LEADERSHIP & RESSOURCES HUMAINES

Quand le licenciement devient une embuscade

Sous couvert de gestion des risques, beaucoup d’organisations ont normalisé une pratique profondément inhumaine. Il est temps de la nommer.

Il y a une scène que tout le monde connaît sans l’avoir forcément vécue. Une réunion qu’on n’a pas demandée. Une salle où attendent deux, parfois trois personnes. Un ton qui ne laisse aucun doute. En quelques minutes, on passe du statut de collaborateur en qui l’on place sa confiance à celui de personne dont il faut, au plus vite, se débarrasser. Puis vient le reste : l’accompagnement jusqu’à la sortie, parfois par la sécurité. Les affaires qu’on ne récupère pas soi-même. Le badge qu’on rend. La porte.

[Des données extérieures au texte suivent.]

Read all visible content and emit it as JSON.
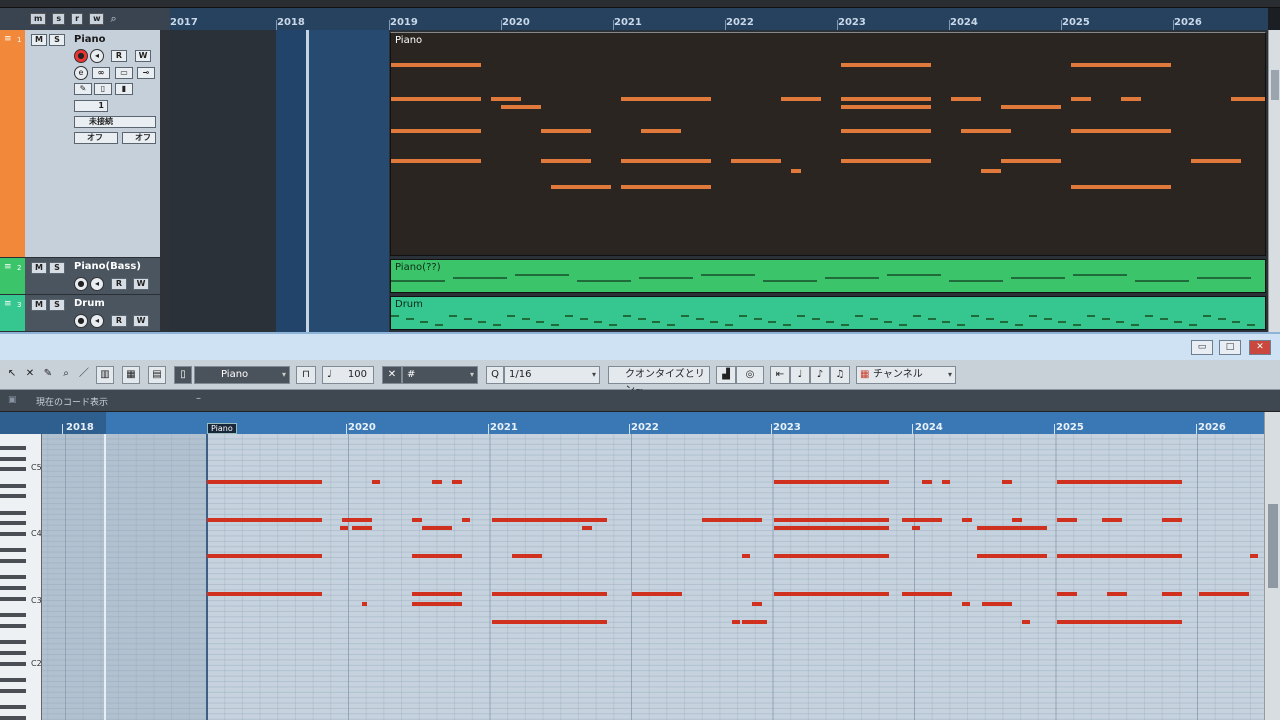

On appelle cela « gérer un risque ». Je propose qu’on l’appelle autrement.

Un licenciement ne devrait jamais être une surprise

C’est le problème le plus important. Une séparation saine est l’aboutissement d’un processus, pas son point de départ. Quand l’adéquation entre un poste et une personne n’est plus là, cela se discute en amont, à plusieurs reprises. La surprise est l’aveu d’un management qui n’a pas fait son travail de feedback.

Ce que cette surprise fait au cerveau

L’effet de surprise n’est pas un détail de mise en scène. C’est une violence. Le rejet social active les mêmes régions cérébrales que la douleur physique (Eisenberger, Does Rejection Hurt? An fMRI Study of Social Exclusion, Science, 2003). Être exclu ne fait pas seulement « mal au moral » : cela fait mal, littéralement.

Et c’est exactement ce que produit la mise en scène du licenciement-surprise. L’escorte, la surveillance, les affaires qu’on ne touche plus disent toutes la même chose au cerveau : tu n’es plus des nôtres, et tu es devenu un danger.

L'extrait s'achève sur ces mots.